Timeskaltim.com, Samarinda – Wakil Ketua II DPRD Provinsi Kalimantan Timur (Kaltim), Ananda Emira Moise melontarkan kritik tajam terhadap pengelolaan aset daerah, Hotel Royal Suite di Kota Balikpapan, yang dinilai jauh menyimpang dari tujuan awal pembangunannya.
Ananda sapaan akrabnya, menegaskan bahwa praktik pengelolaan saat ini merusak kepercayaan publik, karena disinyalir terjadi penyalahgunaan fasilitas milik negara.
“Rekomendasi kami, kerja sama ini harus segera dihentikan.
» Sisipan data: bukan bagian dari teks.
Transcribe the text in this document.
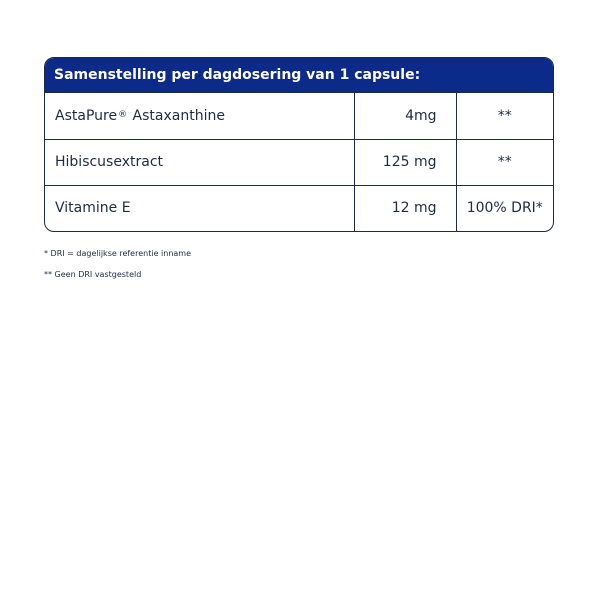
Samenstelling per dagdosering van 1 capsule:
AstaPure® Astaxanthine	4mg	**
Hibiscusextract	125 mg	**
Vitamine E	12 mg	100% DRI*
* DRI = dagelijkse referentie inname
** Geen DRI vastgesteld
Kita bahas ulang, dan cari mitra pengelola baru yang benar-benar punya komitmen dan profesionalisme,” tegasnya, pada Kamis (5/6/2025)
Ananda bilang, Hotel yang dibangun melalui skema Kerja Sama Pemanfaatan (KSP) dengan dana publik tersebut, kini justru disorot karena menyediakan tujuh ruang karaoke dan menjual minuman beralkohol.
Lebih lanjut, kata Anada, Ironisnya pengelola hotel, PT TBI, juga tercatat menunggak kewajiban pembayaran kontribusi hingga Rp4,8 miliar kepada pemerintah daerah.
“Ini uang rakyat. Seharusnya manfaat hotel ini bisa langsung dirasakan masyarakat, bukan malah dipakai untuk kegiatan yang tidak sesuai,” kecam Ananda.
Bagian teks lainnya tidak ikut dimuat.